Ingrid Sonvilla ist die Leiterin des Schlosses Hellbrunn. Sie führt uns durch eine pfiffig-fröhliche, man könnte meinen italienisch-leichte Ausstellung. Aus Anlass des 400. Geburtstags ist sie im Schloss eingerichtet worden: Da schwingt sich etwa ein breites Band mit Noten in eleganten Spiralen bis zur Decke eines herrschaftlichen Raums. In einem anderen kann man bequem auf einem sich drehenden Sofa Platz nehmen und die reich bemalte Decke betrachten, ohne dabei den Kopf verrenken zu müssen: nämlich beim Blick auf ein Display in der Armlehne. Und da hängt auch ein großes Porträt des Gründers von Hellbrunn, Markus Sittikus: In der Hand hält der Fürsterzbischof den unter seiner Regentschaft gebauten Salzburger Dom. Hinter ihm ist auf dem Bild das Schloss zu sehen.
"Hellbrunn ist auf der Darstellung weiß und die Dächer sind rot. Es ist erst seit dem 19. Jahrhundert gelb, also wie das von Wien hergeschwappt ist. Und die Dächer rot, könnte eben sein, dass das Tondächer waren, also schon wirklich sehr italienisch beeinflusst."
Heute präsentiert sich das Schloss in habsburgischem Schönbrunnergelb und mit grauem Dach. Ein anderes Bild der Ausstellung zeigt den Schlosspark mit dem heute nicht mehr existierenden Erdbeerhügel. Erdbeeren waren vor 400 Jahren gerade erst aus dem Osmanischen Reich in unsere Breiten gekommen. Der Fürsterzbischof von Salzburg hatte sie bereits in seine Gartenlandschaft integriert. Für Ingrid Sonvilla gibt es noch einen weiteren Beweis für die Macht und Bedeutung des Fürsterzbischofs von Salzburg.

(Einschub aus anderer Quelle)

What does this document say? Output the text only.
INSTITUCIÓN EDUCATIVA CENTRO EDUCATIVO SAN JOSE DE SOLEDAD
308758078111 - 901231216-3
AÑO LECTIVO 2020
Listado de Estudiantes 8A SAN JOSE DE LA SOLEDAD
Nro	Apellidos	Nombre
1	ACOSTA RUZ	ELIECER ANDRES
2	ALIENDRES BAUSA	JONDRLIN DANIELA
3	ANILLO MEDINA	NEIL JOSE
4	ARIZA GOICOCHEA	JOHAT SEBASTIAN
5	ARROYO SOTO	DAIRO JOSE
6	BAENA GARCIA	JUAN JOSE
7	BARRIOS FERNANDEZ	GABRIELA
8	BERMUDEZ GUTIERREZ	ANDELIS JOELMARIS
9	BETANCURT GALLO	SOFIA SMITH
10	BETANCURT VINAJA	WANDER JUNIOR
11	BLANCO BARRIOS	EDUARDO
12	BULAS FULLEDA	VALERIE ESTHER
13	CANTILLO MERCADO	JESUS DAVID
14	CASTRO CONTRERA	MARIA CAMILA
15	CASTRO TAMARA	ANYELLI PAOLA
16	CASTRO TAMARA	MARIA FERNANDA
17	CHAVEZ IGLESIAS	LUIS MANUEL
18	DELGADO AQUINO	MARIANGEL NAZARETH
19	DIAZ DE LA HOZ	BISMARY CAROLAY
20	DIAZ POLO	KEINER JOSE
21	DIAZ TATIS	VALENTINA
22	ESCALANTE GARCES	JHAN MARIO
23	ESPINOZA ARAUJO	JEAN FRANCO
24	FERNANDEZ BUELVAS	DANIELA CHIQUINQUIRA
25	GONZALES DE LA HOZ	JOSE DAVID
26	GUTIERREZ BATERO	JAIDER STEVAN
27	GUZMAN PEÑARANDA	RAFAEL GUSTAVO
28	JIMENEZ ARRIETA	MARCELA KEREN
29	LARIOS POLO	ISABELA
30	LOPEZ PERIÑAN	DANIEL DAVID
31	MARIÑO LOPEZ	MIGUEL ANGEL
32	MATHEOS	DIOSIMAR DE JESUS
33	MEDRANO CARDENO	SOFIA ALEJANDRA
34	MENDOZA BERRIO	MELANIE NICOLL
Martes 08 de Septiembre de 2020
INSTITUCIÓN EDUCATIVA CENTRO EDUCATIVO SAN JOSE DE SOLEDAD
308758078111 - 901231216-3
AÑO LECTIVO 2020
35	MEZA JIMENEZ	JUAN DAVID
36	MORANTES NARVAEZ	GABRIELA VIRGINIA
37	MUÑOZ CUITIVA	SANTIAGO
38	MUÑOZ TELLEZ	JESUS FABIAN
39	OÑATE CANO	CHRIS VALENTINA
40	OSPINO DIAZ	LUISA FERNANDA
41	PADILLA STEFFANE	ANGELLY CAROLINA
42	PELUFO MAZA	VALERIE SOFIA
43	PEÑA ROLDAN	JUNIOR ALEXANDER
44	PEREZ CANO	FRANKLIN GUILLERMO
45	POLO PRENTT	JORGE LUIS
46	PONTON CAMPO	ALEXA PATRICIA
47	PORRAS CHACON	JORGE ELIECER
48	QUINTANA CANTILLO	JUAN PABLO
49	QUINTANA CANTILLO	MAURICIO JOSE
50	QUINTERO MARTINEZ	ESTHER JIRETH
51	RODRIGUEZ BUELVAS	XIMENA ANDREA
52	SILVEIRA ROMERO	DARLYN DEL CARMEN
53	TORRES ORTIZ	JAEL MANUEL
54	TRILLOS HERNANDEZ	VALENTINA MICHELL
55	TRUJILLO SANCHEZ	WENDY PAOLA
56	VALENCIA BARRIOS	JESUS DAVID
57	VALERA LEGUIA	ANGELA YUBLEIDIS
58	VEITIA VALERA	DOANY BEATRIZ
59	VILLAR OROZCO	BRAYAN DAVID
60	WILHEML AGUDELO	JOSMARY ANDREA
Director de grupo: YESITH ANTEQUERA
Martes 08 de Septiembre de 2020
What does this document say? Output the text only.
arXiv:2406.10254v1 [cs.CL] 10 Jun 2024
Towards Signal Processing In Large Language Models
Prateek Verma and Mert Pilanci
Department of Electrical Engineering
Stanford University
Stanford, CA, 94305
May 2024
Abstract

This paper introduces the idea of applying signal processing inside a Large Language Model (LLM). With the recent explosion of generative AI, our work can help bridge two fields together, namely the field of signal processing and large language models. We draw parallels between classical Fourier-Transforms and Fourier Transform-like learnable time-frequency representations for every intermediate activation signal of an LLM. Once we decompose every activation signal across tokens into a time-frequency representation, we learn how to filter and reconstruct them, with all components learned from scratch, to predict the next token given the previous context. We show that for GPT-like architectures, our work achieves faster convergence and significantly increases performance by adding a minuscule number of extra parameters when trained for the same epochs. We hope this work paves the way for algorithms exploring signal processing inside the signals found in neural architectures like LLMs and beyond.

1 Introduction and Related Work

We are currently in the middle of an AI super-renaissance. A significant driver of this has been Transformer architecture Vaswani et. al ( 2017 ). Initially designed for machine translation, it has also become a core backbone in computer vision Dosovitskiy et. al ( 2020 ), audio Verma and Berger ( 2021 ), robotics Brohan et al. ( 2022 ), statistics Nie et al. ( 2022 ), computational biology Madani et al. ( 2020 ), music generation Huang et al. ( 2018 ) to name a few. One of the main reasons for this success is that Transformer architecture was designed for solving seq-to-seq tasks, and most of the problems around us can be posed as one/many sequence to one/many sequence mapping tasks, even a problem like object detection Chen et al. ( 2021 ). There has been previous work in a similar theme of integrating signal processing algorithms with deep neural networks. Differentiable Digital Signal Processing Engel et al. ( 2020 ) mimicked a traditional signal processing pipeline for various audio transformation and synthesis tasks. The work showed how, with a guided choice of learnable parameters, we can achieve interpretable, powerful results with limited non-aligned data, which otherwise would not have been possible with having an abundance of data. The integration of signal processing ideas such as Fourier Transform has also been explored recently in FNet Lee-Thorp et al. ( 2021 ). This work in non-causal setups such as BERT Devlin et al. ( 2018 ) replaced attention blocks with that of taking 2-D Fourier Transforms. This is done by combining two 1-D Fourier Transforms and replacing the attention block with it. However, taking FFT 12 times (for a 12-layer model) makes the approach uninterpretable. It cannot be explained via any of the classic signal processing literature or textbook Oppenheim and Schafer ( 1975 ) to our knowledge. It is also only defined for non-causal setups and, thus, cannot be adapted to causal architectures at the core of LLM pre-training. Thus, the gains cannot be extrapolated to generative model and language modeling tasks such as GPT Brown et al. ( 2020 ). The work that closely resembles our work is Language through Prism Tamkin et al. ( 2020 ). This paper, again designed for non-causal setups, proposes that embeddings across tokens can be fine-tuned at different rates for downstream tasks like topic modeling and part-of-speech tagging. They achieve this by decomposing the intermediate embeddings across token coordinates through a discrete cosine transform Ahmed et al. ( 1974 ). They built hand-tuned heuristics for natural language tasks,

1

"In seiner Regierungszeit ist ja die erste Oper nördlich der Alpen aufgeführt worden, nicht im Steintheater, sondern in der Residenz, 1614. Und die Oper ist komponiert worden 1612 von Monteverdi, Orfeo. Und hier die Noten."
Italienischer Flair in Salzburg
Gegenüber vom Aufführungsort des Orfeo, der Alten Residenz im Zentrum der Stadt Salzburg, liegt das Salzburg Museum. Dort ist noch bis Ende Oktober die Schau "Bischof. Kaiser. Jedermann." zu sehen, die 200 Jahre Salzburg bei Österreich zum Thema hat. Und die laut Museumsdirektor Martin Hochleitner Auskunft über die Besonderheit des einstigen Fürsterzbistums gibt.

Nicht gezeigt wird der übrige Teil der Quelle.